Web Interface Core features:

  • Works on desktop and mobile
  • Real-time streaming of agent work
  • Hosted VS Code instance running inside sandbox
  • Streamed desktop view for visual verification
  • Before/after screenshots for PRs

Statistics page showing:

  • Sessions resulting in merged PRs (primary metric)
  • Usage over time
  • Live "humans prompting" count (prompts in last 5 minutes)

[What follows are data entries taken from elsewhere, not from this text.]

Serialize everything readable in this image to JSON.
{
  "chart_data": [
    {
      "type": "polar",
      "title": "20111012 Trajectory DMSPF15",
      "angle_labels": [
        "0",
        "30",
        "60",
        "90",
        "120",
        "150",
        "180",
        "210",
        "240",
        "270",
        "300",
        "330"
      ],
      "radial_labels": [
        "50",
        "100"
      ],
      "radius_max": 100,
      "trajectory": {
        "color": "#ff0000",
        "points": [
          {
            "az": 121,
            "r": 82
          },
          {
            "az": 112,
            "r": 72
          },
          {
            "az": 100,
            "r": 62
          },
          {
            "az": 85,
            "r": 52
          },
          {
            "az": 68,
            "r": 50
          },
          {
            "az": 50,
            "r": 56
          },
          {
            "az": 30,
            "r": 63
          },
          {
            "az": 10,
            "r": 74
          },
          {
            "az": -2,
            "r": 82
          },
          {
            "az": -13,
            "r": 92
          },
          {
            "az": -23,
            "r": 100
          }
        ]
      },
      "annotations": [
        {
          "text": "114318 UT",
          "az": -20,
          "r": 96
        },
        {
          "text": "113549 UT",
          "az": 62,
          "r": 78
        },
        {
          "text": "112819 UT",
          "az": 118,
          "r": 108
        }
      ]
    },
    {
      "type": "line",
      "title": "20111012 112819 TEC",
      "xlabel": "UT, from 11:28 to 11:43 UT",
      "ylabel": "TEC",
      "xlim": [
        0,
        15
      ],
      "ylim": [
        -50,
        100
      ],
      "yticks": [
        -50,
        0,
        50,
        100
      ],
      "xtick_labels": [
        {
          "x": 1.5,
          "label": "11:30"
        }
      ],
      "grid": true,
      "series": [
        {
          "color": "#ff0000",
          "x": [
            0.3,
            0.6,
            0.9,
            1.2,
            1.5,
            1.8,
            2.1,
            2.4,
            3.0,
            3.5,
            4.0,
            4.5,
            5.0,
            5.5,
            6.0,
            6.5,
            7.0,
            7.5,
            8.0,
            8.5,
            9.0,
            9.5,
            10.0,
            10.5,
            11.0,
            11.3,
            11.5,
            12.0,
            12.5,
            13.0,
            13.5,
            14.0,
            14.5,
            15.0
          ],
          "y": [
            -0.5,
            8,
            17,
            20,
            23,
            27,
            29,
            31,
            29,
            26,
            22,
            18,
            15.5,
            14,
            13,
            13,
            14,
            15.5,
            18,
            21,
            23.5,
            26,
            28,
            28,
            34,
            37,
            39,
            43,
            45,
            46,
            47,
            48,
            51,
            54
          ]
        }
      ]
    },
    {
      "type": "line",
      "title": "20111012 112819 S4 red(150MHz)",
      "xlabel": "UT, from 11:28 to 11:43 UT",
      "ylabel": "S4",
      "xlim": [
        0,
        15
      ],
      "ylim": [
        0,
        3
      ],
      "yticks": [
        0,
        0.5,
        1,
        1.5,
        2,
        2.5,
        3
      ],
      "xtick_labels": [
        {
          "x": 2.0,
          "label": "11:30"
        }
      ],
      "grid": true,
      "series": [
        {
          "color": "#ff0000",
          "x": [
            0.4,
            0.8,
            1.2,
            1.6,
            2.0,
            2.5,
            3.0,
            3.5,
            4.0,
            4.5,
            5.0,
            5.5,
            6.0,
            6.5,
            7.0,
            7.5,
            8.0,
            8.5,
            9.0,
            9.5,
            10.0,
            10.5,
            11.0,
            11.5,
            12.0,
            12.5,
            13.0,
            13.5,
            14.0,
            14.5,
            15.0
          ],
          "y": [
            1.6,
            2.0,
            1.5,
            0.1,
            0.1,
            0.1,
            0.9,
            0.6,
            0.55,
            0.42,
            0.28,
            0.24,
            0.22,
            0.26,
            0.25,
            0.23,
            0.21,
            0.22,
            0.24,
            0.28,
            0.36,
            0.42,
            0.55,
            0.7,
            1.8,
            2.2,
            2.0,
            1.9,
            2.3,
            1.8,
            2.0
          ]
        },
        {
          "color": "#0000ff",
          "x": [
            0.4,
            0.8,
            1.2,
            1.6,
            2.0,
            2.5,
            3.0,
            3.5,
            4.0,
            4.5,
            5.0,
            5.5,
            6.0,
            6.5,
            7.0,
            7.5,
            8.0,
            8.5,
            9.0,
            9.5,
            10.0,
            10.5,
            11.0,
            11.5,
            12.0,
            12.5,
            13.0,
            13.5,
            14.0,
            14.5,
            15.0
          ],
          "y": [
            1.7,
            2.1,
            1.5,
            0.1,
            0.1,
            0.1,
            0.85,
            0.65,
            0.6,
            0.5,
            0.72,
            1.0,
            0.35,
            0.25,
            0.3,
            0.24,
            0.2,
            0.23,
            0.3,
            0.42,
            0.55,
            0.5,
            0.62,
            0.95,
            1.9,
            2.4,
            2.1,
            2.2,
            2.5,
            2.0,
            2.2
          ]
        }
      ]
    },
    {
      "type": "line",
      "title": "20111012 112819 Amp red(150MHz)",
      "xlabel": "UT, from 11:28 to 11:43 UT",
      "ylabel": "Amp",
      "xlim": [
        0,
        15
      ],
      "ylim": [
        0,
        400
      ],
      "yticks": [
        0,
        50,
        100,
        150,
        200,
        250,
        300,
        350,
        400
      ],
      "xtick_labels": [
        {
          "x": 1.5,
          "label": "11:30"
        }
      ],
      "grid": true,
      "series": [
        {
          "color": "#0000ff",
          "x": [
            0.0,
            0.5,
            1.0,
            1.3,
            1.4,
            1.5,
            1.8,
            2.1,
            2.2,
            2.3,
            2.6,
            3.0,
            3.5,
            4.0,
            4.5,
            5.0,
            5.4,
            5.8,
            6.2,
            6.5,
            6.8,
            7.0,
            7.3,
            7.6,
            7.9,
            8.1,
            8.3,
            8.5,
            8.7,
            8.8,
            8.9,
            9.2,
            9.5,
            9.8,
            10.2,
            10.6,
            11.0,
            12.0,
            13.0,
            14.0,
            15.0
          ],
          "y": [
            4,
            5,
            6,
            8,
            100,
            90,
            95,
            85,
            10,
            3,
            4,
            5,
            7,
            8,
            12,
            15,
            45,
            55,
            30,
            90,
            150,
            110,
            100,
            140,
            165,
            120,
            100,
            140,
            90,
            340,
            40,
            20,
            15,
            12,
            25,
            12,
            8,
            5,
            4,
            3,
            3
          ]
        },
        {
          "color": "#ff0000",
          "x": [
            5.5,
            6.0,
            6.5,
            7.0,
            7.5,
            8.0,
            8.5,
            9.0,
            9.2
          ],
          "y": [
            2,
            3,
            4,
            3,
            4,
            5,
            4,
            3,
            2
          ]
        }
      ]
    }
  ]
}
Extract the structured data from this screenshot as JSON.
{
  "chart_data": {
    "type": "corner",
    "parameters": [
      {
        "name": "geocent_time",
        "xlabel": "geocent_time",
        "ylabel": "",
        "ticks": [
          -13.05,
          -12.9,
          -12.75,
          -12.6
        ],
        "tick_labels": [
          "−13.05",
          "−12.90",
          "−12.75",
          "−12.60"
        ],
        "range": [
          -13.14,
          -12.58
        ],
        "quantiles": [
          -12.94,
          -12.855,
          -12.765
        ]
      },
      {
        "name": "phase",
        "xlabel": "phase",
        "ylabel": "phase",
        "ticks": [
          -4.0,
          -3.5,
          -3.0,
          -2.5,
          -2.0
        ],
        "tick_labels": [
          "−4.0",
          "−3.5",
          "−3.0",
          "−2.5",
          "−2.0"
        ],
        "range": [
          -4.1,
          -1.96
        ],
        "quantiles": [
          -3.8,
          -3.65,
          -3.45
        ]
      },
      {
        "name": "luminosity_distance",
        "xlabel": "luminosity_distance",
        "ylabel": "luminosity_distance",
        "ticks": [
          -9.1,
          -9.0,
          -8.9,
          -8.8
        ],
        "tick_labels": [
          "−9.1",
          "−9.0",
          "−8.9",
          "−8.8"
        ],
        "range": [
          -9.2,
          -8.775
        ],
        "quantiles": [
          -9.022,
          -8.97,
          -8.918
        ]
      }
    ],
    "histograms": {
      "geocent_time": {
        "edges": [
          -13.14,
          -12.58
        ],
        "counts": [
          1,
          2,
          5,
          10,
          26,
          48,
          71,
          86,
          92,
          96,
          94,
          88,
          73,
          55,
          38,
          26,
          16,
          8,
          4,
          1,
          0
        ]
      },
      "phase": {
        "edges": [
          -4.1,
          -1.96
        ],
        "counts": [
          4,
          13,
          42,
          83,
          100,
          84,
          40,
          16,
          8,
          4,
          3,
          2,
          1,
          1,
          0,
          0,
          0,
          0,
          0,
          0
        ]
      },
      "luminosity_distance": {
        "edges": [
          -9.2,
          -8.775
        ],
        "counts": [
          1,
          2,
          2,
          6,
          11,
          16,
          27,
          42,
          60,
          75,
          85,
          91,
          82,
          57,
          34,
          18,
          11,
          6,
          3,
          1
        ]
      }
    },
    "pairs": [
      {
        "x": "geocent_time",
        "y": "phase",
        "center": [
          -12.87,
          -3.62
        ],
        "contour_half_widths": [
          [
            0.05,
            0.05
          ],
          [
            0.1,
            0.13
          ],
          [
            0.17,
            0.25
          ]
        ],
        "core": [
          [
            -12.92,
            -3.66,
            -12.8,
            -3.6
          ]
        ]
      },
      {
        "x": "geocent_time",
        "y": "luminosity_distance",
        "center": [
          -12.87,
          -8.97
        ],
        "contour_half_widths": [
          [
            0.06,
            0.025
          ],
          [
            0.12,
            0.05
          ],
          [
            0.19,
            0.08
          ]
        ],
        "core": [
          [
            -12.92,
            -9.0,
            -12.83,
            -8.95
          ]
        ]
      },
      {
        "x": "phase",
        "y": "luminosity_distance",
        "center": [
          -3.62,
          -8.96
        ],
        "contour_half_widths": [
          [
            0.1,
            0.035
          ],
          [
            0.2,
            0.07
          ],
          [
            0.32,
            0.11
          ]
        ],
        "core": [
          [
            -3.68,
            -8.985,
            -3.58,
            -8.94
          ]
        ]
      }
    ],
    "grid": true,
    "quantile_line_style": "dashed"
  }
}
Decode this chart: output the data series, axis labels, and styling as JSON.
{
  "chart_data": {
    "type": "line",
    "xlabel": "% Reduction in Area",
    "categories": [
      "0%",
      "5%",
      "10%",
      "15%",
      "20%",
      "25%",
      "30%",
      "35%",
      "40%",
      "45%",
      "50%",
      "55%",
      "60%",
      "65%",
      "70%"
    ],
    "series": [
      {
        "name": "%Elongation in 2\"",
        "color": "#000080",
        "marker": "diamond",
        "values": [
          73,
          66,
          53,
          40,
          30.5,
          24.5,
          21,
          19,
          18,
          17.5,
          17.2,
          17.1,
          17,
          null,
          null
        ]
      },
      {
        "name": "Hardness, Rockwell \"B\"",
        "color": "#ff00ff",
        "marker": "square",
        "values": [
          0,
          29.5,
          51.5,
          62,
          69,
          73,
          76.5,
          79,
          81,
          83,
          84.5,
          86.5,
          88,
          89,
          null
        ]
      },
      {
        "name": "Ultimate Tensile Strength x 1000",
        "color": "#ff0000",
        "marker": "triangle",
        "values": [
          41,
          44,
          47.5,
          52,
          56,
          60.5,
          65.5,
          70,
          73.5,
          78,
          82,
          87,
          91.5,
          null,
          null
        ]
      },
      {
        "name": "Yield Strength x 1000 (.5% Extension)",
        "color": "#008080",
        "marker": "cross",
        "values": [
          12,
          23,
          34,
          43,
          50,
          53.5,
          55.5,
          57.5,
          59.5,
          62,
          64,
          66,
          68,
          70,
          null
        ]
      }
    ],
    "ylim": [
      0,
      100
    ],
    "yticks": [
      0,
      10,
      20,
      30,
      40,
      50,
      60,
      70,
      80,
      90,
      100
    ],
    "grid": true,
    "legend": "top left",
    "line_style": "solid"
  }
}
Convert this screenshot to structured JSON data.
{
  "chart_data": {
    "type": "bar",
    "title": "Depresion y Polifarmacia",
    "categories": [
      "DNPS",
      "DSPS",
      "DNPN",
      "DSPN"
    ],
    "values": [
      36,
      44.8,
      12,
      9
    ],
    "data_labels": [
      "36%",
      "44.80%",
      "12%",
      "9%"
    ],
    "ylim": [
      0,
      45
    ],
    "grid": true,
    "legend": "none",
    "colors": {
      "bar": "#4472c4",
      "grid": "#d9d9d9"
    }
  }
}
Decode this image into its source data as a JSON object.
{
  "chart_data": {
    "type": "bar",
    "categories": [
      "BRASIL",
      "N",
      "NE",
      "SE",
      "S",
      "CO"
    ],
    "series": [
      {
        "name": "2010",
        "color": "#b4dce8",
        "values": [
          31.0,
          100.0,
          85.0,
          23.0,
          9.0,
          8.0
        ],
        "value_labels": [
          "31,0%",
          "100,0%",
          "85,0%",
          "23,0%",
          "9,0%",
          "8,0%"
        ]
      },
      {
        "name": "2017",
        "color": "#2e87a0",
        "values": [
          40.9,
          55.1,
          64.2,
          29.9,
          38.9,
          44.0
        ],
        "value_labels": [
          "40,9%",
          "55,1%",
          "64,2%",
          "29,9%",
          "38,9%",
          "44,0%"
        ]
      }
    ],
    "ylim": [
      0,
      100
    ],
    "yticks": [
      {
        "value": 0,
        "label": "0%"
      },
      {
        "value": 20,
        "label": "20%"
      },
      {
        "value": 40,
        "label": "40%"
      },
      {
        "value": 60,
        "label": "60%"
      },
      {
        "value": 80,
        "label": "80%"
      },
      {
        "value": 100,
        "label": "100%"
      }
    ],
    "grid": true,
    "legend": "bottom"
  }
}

Chrome Extension For non-engineering users:

  • Sidebar chat interface with screenshot tool
  • DOM and React internals extraction instead of raw images
  • Reduces token usage while maintaining precision
  • Distribute via managed device policy (bypasses Chrome Web Store)

Practical Guidance

Follow-Up Message Handling

Decide how to handle messages sent during execution:

  • Queue approach: Messages wait until current prompt completes
  • Insert approach: Messages are processed immediately

Queueing is simpler to manage and lets users send thoughts on next steps while agent works. Build mechanism to stop agent mid-execution when needed.

Metrics That Matter

Track metrics that indicate real value:

  • Sessions resulting in merged PRs (primary success metric)
  • Time from session start to first model response
  • PR approval rate and revision count
  • Agent-written code percentage across repositories

Adoption Strategy

Internal adoption patterns that work:

  • Work in public spaces (Slack channels) for visibility
  • Let the product create virality loops
  • Don't force usage over existing tools
  • Build to people's needs, not hypothetical requirements

Guidelines

  1. Pre-build environment images on regular cadence (30 minutes is a good default)
  2. Start warming sandboxes when users begin typing, not when they submit
  3. Allow file reads before git sync completes; block only writes
  4. Structure agent framework as server-first with clients as thin wrappers
  5. Isolate state per session to prevent cross-session interference
  6. Attribute commits to the user who prompted, not the app
  7. Track merged PRs as primary success metric
  8. Build for multiplayer from the start; it is nearly free with proper sync architecture

Integration

This skill builds on multi-agent-patterns for agent coordination and tool-design for agent-tool interfaces. It connects to:

  • multi-agent-patterns - Self-spawning agents follow supervisor patterns
  • tool-design - Building tools for agent spawning and status checking
  • context-optimization - Managing context across distributed sessions
  • filesystem-context - Using filesystem for session state and artifacts

References

Internal reference:

  • Infrastructure Patterns - Detailed implementation patterns

Related skills in this collection:

  • multi-agent-patterns - Coordination patterns for self-spawning agents
  • tool-design - Designing tools for hosted environments
  • context-optimization - Managing context in distributed systems

External resources:


Skill Metadata

Created: 2026-01-12 Last Updated: 2026-01-12 Author: Agent Skills for Context Engineering Contributors Version: 1.0.0

When to Use

Use this skill when tackling tasks related to its primary domain or functionality as described above.

Limitations

  • Use this skill only when the task clearly matches the scope described above.
  • Do not treat the output as a substitute for environment-specific validation, testing, or expert review.
  • Stop and ask for clarification if required inputs, permissions, safety boundaries, or success criteria are missing.